Millions of employees in New York and around the country work overtime each week to earn more money, but putting in those extra hours could be damaging their health. That was the conclusion researchers from the World Health Organization reached in 2021 after studying health and work data from 194 countries. The researchers linked working more than 55 hours per week with almost a million deaths each year. They also believe that increased heart disease and stroke risks associated with working long hours shave more than 20 million years off workers’ lives every year.
A worldwide problem
According to the WHO report, almost half a billion workers around the world work more than 55 hours per week, and many of them are in the United States. The results of a 2021 Gallup survey reveal that more than 40% of American workers spend at least 45 hours on the clock each week. Workweeks are also grueling in South-East Asia, but only 3.5% of European workers have jobs that require them to work more than 55 hours each week.
Long workweeks cause a great deal of stress, which is why heart attacks and strokes are more common among workers that put in long hours. Long hours lead to work-related illnesses and deaths, and they also lower productivity.
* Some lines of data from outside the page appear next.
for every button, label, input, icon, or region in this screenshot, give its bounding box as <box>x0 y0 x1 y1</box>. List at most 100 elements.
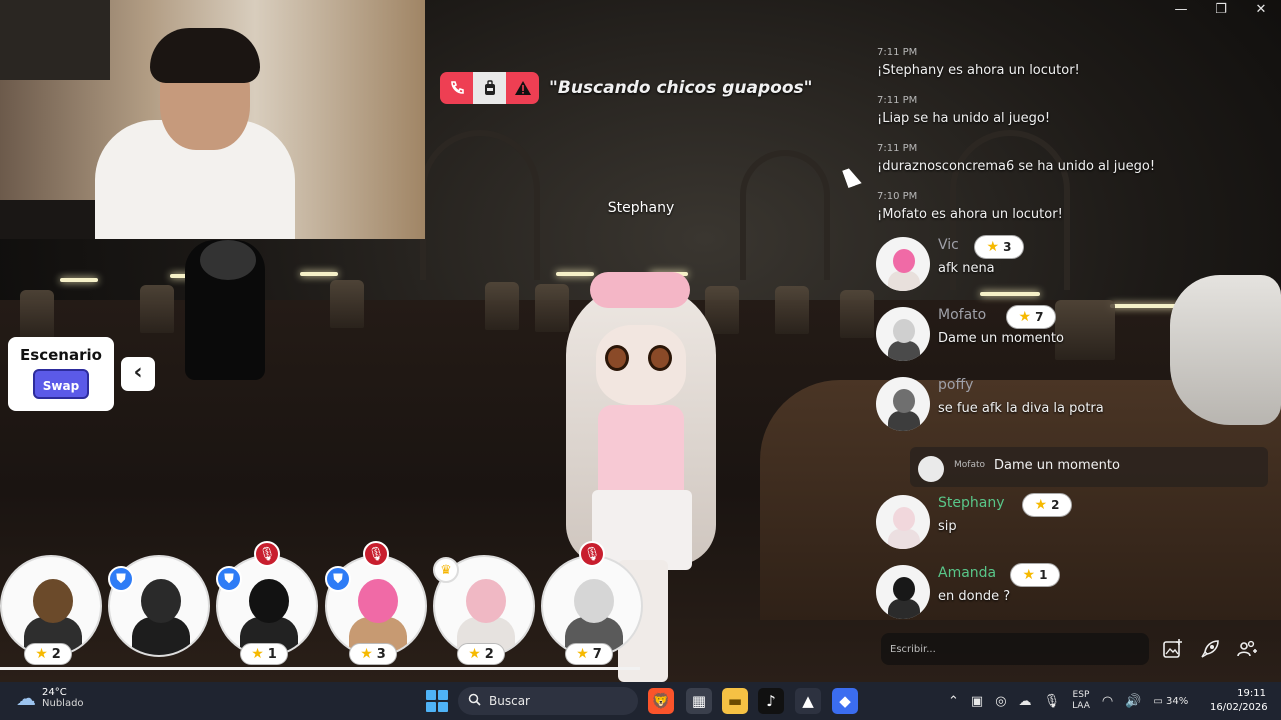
level-value: 2 <box>51 646 61 662</box>
system-message: 7:11 PM ¡duraznosconcrema6 se ha unido a… <box>877 143 1155 174</box>
avatar-head <box>893 389 915 413</box>
avatar-body <box>888 411 920 431</box>
avatar-head <box>893 249 915 273</box>
message-time: 7:11 PM <box>877 95 918 106</box>
message-text: ¡Mofato es ahora un locutor! <box>877 207 1063 222</box>
status-text: "Buscando chicos guapoos" <box>549 78 813 98</box>
cloud-icon: ☁ <box>16 686 36 710</box>
chat-message[interactable]: Amanda ★ 1 en donde ? <box>876 563 1276 623</box>
battery-indicator[interactable]: ▭ 34% <box>1153 696 1188 707</box>
avatar-head <box>893 319 915 343</box>
chair <box>535 284 569 332</box>
backpack-icon[interactable] <box>473 72 506 104</box>
shield-icon: ⛊ <box>216 566 242 592</box>
level-value: 2 <box>1051 498 1060 512</box>
chat-username[interactable]: Mofato <box>938 307 986 323</box>
windows-start-icon[interactable] <box>426 690 448 712</box>
app-icon[interactable]: ▲ <box>795 688 821 714</box>
tray-app-icon[interactable]: ◎ <box>995 694 1006 709</box>
webcam-overlay <box>0 0 425 239</box>
avatar[interactable] <box>876 307 930 361</box>
chat-username[interactable]: Stephany <box>938 495 1005 511</box>
chair <box>485 282 519 330</box>
level-value: 2 <box>484 646 494 662</box>
chat-message[interactable]: poffy se fue afk la diva la potra <box>876 377 1276 435</box>
level-badge: ★ 2 <box>1022 493 1072 517</box>
store-icon[interactable]: ▦ <box>686 688 712 714</box>
level-value: 7 <box>1035 310 1044 324</box>
level-badge: ★ 3 <box>974 235 1024 259</box>
avatar[interactable] <box>876 495 930 549</box>
system-tray: ⌃ ▣ ◎ ☁ 🎙 ESP LAA ◠ 🔊 ▭ 34% <box>948 682 1188 720</box>
tray-app-icon[interactable]: ▣ <box>971 694 983 709</box>
language-indicator[interactable]: ESP LAA <box>1072 690 1090 712</box>
message-text: ¡duraznosconcrema6 se ha unido al juego! <box>877 159 1156 174</box>
speaker-avatar-head <box>358 579 398 623</box>
swap-button[interactable]: Swap <box>33 369 89 399</box>
search-icon <box>468 693 481 709</box>
star-icon: ★ <box>1018 309 1032 325</box>
star-icon: ★ <box>576 646 589 662</box>
chat-username[interactable]: poffy <box>938 377 973 393</box>
chat-text: Dame un momento <box>938 331 1064 346</box>
message-time: 7:11 PM <box>877 143 918 154</box>
speaker-row-divider <box>0 667 640 670</box>
clock[interactable]: 19:11 16/02/2026 <box>1210 687 1268 715</box>
wifi-icon[interactable]: ◠ <box>1102 694 1113 709</box>
minimize-button[interactable]: — <box>1161 0 1201 20</box>
chair <box>20 290 54 338</box>
file-explorer-icon[interactable]: ▬ <box>722 688 748 714</box>
speaker-avatar[interactable] <box>0 555 102 657</box>
close-button[interactable]: ✕ <box>1241 0 1281 20</box>
system-message: 7:11 PM ¡Liap se ha unido al juego! <box>877 95 1050 126</box>
weather-text: 24°C Nublado <box>42 687 84 709</box>
level-value: 3 <box>1003 240 1012 254</box>
star-icon: ★ <box>251 646 264 662</box>
weather-widget[interactable]: ☁ 24°C Nublado <box>16 686 84 710</box>
chat-text: se fue afk la diva la potra <box>938 401 1104 416</box>
chat-username[interactable]: Amanda <box>938 565 996 581</box>
rocket-icon[interactable] <box>1194 633 1226 665</box>
volume-icon[interactable]: 🔊 <box>1125 694 1141 709</box>
chevron-left-icon[interactable]: ‹ <box>121 357 155 391</box>
chevron-up-icon[interactable]: ⌃ <box>948 694 959 709</box>
clock-time: 19:11 <box>1237 688 1266 699</box>
microphone-icon[interactable]: 🎙 <box>1044 694 1061 709</box>
star-icon: ★ <box>468 646 481 662</box>
tiktok-icon[interactable]: ♪ <box>758 688 784 714</box>
webcam-person-hair <box>150 28 260 83</box>
avatar[interactable] <box>876 237 930 291</box>
avatar-head <box>893 507 915 531</box>
chair <box>330 280 364 328</box>
avatar-body <box>888 599 920 619</box>
chat-username[interactable]: Vic <box>938 237 959 253</box>
chat-text: sip <box>938 519 957 534</box>
level-badge: ★ 1 <box>240 643 288 665</box>
avatar[interactable] <box>876 377 930 431</box>
search-label: Buscar <box>489 694 530 708</box>
chat-message[interactable]: Vic ★ 3 afk nena <box>876 235 1276 295</box>
roblox-icon[interactable]: ◆ <box>832 688 858 714</box>
speaker-row: ★ 2 ⛊ ⛊ 🎙 ★ 1 ⛊ 🎙 ★ 3 ♛ ★ 2 🎙 ★ 7 <box>0 541 645 670</box>
speaker-avatar[interactable] <box>541 555 643 657</box>
maximize-button[interactable]: ❐ <box>1201 0 1241 20</box>
avatar[interactable] <box>876 565 930 619</box>
escenario-title: Escenario <box>20 346 102 364</box>
message-time: 7:10 PM <box>877 191 918 202</box>
phone-icon[interactable] <box>440 72 473 104</box>
people-icon[interactable] <box>1231 633 1263 665</box>
avatar-body <box>888 529 920 549</box>
reply-preview[interactable]: Mofato Dame un momento <box>910 447 1268 487</box>
taskbar-search[interactable]: Buscar <box>458 687 638 715</box>
brave-browser-icon[interactable]: 🦁 <box>648 688 674 714</box>
star-icon: ★ <box>360 646 373 662</box>
warning-icon[interactable] <box>506 72 539 104</box>
chat-message[interactable]: Mofato ★ 7 Dame un momento <box>876 305 1276 365</box>
chat-text: en donde ? <box>938 589 1011 604</box>
onedrive-icon[interactable]: ☁ <box>1019 694 1032 709</box>
image-add-icon[interactable] <box>1157 633 1189 665</box>
chat-input[interactable] <box>881 633 1149 665</box>
level-value: 7 <box>592 646 602 662</box>
chair <box>140 285 174 333</box>
chat-message[interactable]: Stephany ★ 2 sip <box>876 493 1276 553</box>
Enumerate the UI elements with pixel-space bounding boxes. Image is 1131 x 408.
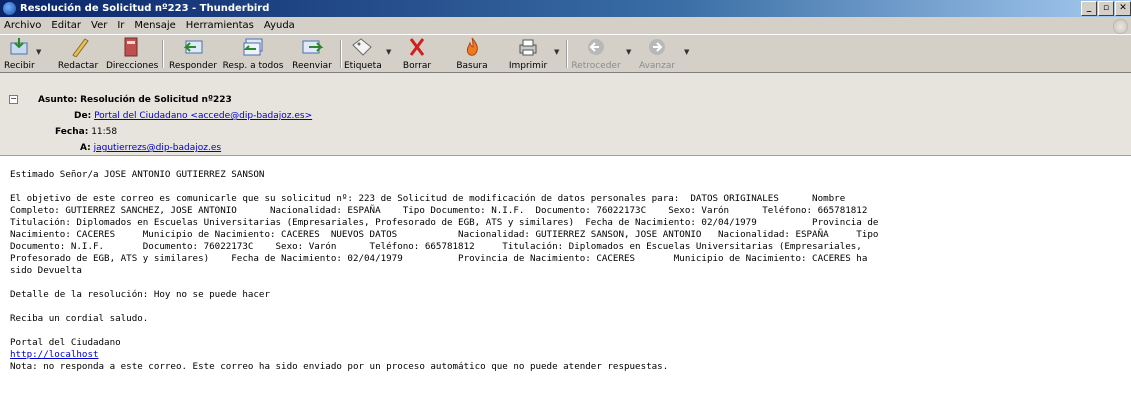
from-row: De: Portal del Ciudadano <accede@dip-bad… <box>74 111 312 121</box>
main-toolbar: Recibir ▼ Redactar Direcciones Responder… <box>0 34 1131 73</box>
tag-dropdown-icon[interactable]: ▼ <box>386 48 391 56</box>
menu-mensaje[interactable]: Mensaje <box>134 20 175 31</box>
menu-ayuda[interactable]: Ayuda <box>264 20 295 31</box>
reply-button[interactable]: Responder <box>167 37 219 71</box>
printer-icon <box>515 37 541 57</box>
resolution-detail-text: Detalle de la resolución: Hoy no se pued… <box>10 289 270 300</box>
window-title: Resolución de Solicitud nº223 - Thunderb… <box>20 3 270 14</box>
write-button[interactable]: Redactar <box>54 37 102 71</box>
from-label: De: <box>74 111 92 121</box>
body-line: Completo: GUTIERREZ SANCHEZ, JOSE ANTONI… <box>10 205 868 216</box>
date-row: Fecha: 11:58 <box>55 127 117 137</box>
menu-ver[interactable]: Ver <box>91 20 107 31</box>
window-titlebar: Resolución de Solicitud nº223 - Thunderb… <box>0 0 1131 17</box>
menu-editar[interactable]: Editar <box>51 20 81 31</box>
address-book-icon <box>118 37 144 57</box>
body-line: Titulación: Diplomados en Escuelas Unive… <box>10 217 879 228</box>
window-controls: _ ▫ ✕ <box>1081 1 1131 16</box>
back-dropdown-icon[interactable]: ▼ <box>626 48 631 56</box>
forward-icon <box>299 37 325 57</box>
subject-row: Asunto: Resolución de Solicitud nº223 <box>38 95 232 105</box>
activity-throbber-icon <box>1113 19 1128 34</box>
body-line: Profesorado de EGB, ATS y similares) Fec… <box>10 253 868 264</box>
menu-herramientas[interactable]: Herramientas <box>186 20 254 31</box>
forward-nav-dropdown-icon[interactable]: ▼ <box>684 48 689 56</box>
to-row: A: jagutierrezs@dip-badajoz.es <box>80 143 221 153</box>
body-line: sido Devuelta <box>10 265 82 276</box>
back-arrow-icon <box>583 37 609 57</box>
reply-all-icon <box>240 37 266 57</box>
toolbar-separator <box>162 40 164 68</box>
body-line: Documento: N.I.F. Documento: 76022173C S… <box>10 241 862 252</box>
localhost-link[interactable]: http://localhost <box>10 349 1125 361</box>
tag-icon <box>349 37 375 57</box>
closing-text: Reciba un cordial saludo. <box>10 313 149 324</box>
thunderbird-app-icon <box>3 2 16 15</box>
menu-bar: Archivo Editar Ver Ir Mensaje Herramient… <box>0 17 1131 34</box>
delete-x-icon <box>404 37 430 57</box>
toolbar-separator <box>566 40 568 68</box>
to-label: A: <box>80 143 91 153</box>
tag-button[interactable]: Etiqueta <box>344 37 382 71</box>
message-body: Estimado Señor/a JOSE ANTONIO GUTIERREZ … <box>10 157 1125 373</box>
get-mail-icon <box>6 37 32 57</box>
note-text: Nota: no responda a este correo. Este co… <box>10 361 669 372</box>
date-value: 11:58 <box>91 127 118 137</box>
forward-button[interactable]: Reenviar <box>290 37 334 71</box>
pencil-icon <box>65 37 91 58</box>
collapse-headers-toggle[interactable]: − <box>9 95 18 104</box>
signature-text: Portal del Ciudadano <box>10 337 121 348</box>
junk-button[interactable]: Basura <box>454 37 490 71</box>
get-mail-dropdown-icon[interactable]: ▼ <box>36 48 41 56</box>
subject-value: Resolución de Solicitud nº223 <box>80 95 232 105</box>
delete-button[interactable]: Borrar <box>400 37 434 71</box>
print-button[interactable]: Imprimir <box>508 37 548 71</box>
menu-ir[interactable]: Ir <box>117 20 124 31</box>
flame-icon <box>459 37 485 57</box>
reply-all-button[interactable]: Resp. a todos <box>222 37 284 71</box>
greeting-text: Estimado Señor/a JOSE ANTONIO GUTIERREZ … <box>10 169 265 180</box>
address-book-button[interactable]: Direcciones <box>106 37 158 71</box>
menu-archivo[interactable]: Archivo <box>4 20 41 31</box>
date-label: Fecha: <box>55 127 89 137</box>
toolbar-separator <box>340 40 342 68</box>
forward-arrow-icon <box>644 37 670 57</box>
body-line: Nacimiento: CACERES Municipio de Nacimie… <box>10 229 879 240</box>
reply-icon <box>180 37 206 57</box>
subject-label: Asunto: <box>38 95 78 105</box>
to-address-link[interactable]: jagutierrezs@dip-badajoz.es <box>94 143 221 153</box>
print-dropdown-icon[interactable]: ▼ <box>554 48 559 56</box>
back-button[interactable]: Retroceder <box>570 37 622 71</box>
body-line: El objetivo de este correo es comunicarl… <box>10 193 846 204</box>
restore-button[interactable]: ▫ <box>1098 1 1114 16</box>
minimize-button[interactable]: _ <box>1081 1 1097 16</box>
close-button[interactable]: ✕ <box>1115 1 1131 16</box>
get-mail-button[interactable]: Recibir <box>4 37 35 71</box>
forward-nav-button[interactable]: Avanzar <box>636 37 678 71</box>
from-address-link[interactable]: Portal del Ciudadano <accede@dip-badajoz… <box>94 111 312 121</box>
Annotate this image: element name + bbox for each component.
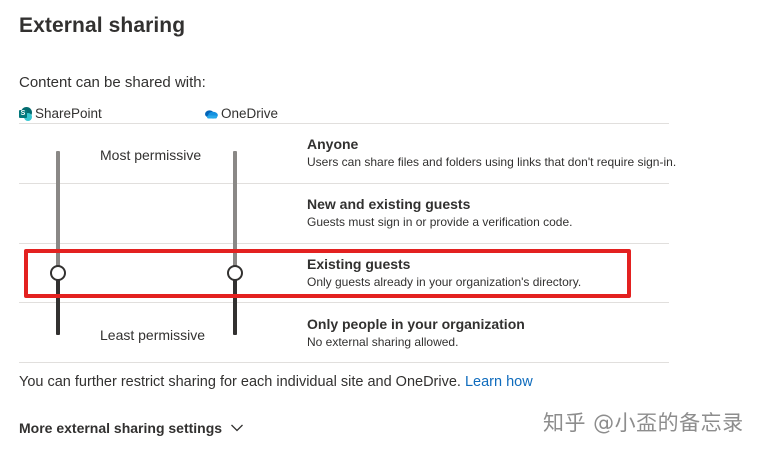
divider <box>19 183 669 184</box>
divider <box>19 243 669 244</box>
sharepoint-label: SharePoint <box>35 106 102 121</box>
sharepoint-column-header: S SharePoint <box>19 106 102 121</box>
onedrive-label: OneDrive <box>221 106 279 121</box>
highlight-box <box>24 249 631 298</box>
divider <box>19 302 669 303</box>
least-permissive-label: Least permissive <box>100 327 206 343</box>
watermark: 知乎 @小盃的备忘录 <box>543 411 744 435</box>
shared-with-label: Content can be shared with: <box>19 74 206 91</box>
divider <box>19 123 669 124</box>
chevron-down-icon <box>231 424 244 432</box>
learn-how-link[interactable]: Learn how <box>465 374 533 390</box>
onedrive-icon <box>205 109 218 119</box>
option-only-organization: Only people in your organization No exte… <box>307 316 525 349</box>
most-permissive-label: Most permissive <box>100 147 202 163</box>
option-title: Anyone <box>307 136 359 152</box>
option-description: No external sharing allowed. <box>307 335 459 349</box>
more-settings-label: More external sharing settings <box>19 420 223 436</box>
option-title: Only people in your organization <box>307 316 525 332</box>
onedrive-column-header: OneDrive <box>204 106 278 121</box>
page-title: External sharing <box>19 14 186 37</box>
divider <box>19 362 669 363</box>
sharepoint-icon: S <box>19 106 32 121</box>
onedrive-sharing-slider[interactable] <box>227 151 243 335</box>
sharepoint-sharing-slider[interactable] <box>50 151 66 335</box>
option-new-and-existing-guests: New and existing guests Guests must sign… <box>307 196 572 229</box>
option-description: Users can share files and folders using … <box>307 155 677 169</box>
more-external-sharing-settings-toggle[interactable]: More external sharing settings <box>19 420 244 436</box>
footer-text: You can further restrict sharing for eac… <box>19 374 461 390</box>
option-anyone: Anyone Users can share files and folders… <box>307 136 676 169</box>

Researches noticed the link between longer hours and lower productivity in 1977, and several subsequent studies have come to the same conclusion.
Long hours are a sign of financial difficulty
Workers are putting in more overtime because their paychecks do not go as far as they once did. Wages have stagnated in the United States in recent decades, and soaring inflation is reducing workers’ spending power even further. Studies like the one conducted by the WHO suggest American workers who put in long hours are risking their lives to make ends meet, and that is unlikely to change unless workplace safeguards that are common in Europe are introduced in the United States.